I ]had food I never ate and never considered exiting, such as mehrere, a bitter green leafy vegetable best described as “slippery” and “earthy,” that ha stye unfortunate consistency to slip off your spoon like spittle, as well as ugali, a mix of maize flour and water made into a thick cake.

I now eat with my hands, except for rice. Rice is eaten with a spoon.

I leanred how to take an African-style bucket shower, which is the same as the Central American ones, but you take it right next to the toilet and we boil a tea kettle of water to add to the larger bucket so we don’t freeze.

I have been greeted by Margoli people in their Sunday best and traditional dress, singing traditional welcoming songs and made jokes with them like I had not just met them 2 hours earlier.

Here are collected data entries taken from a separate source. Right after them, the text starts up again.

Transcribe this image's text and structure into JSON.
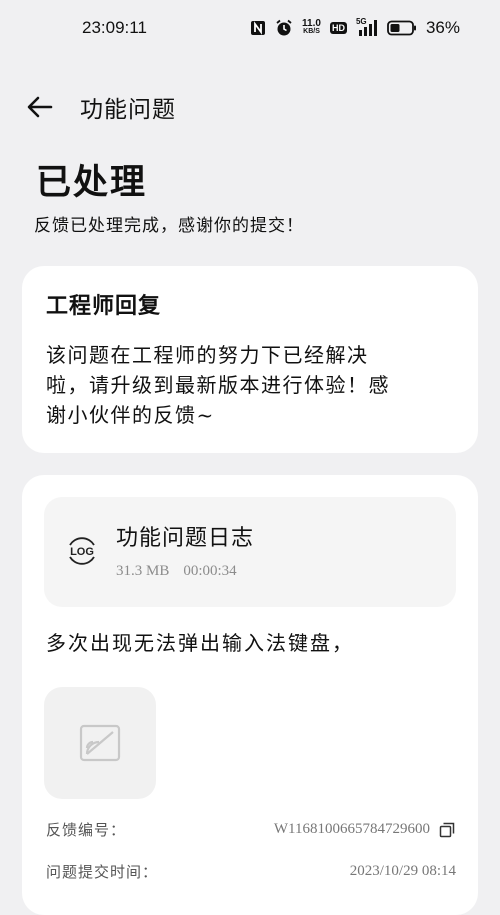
{
  "status_bar": {
    "time": "23:09:11",
    "speed_value": "11.0",
    "speed_unit": "KB/S",
    "hd_label": "HD",
    "network_label": "5G",
    "battery": "36%",
    "icons": [
      "nfc-icon",
      "alarm-icon",
      "network-speed",
      "hd-icon",
      "signal-icon",
      "battery-icon"
    ]
  },
  "nav": {
    "back_icon": "back-arrow-icon",
    "title": "功能问题"
  },
  "status": {
    "heading": "已处理",
    "subtitle": "反馈已处理完成，感谢你的提交！"
  },
  "reply": {
    "title": "工程师回复",
    "lines": [
      "该问题在工程师的努力下已经解决",
      "啦，请升级到最新版本进行体验！感",
      "谢小伙伴的反馈~"
    ]
  },
  "log": {
    "icon_text": "LOG",
    "title": "功能问题日志",
    "size": "31.3 MB",
    "duration": "00:00:34"
  },
  "feedback": {
    "description": "多次出现无法弹出输入法键盘，",
    "image_placeholder_icon": "image-placeholder-icon",
    "id_label": "反馈编号：",
    "id_value": "W1168100665784729600",
    "copy_icon": "copy-icon",
    "submit_label": "问题提交时间：",
    "submit_value": "2023/10/29 08:14"
  }
}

I relearned that so many things are different here, but again for the most part if is surface. The Maragoli people I visited? They have lived their entire life in this western part of Kenya, close to Uganda, beside the forest and often times, for many,food is a staple that is hard to come by. For people like Linet, when her husband was sick, she tried to take him to the hospital, but could not. They buy a goat from Cheptulu town, walk it back into the paths to Jedereri, and slit its throat beside the maize field, then skin and butcher it and cook the meat or boil it.

They look different, talk different, speak a small African language no one has ever heard of and hardly documented, and will never ride in an airplane that I took to get here and complained of the 30-hour commute.

But there we were, them greeting me with hugs and smiles and over the course of the day we are talking and “being” as friends. everywhere you go, people are the same.

That’s the thing of travel. The wonder. Everything is new and you sense it all wit new eyes and gain an appreciation for the world and the moments you have in it.

At the same time you are reminded anew with each time we make a connection that below the surface of peeing in a hole or anything else, we are the same. That is the joy of travel.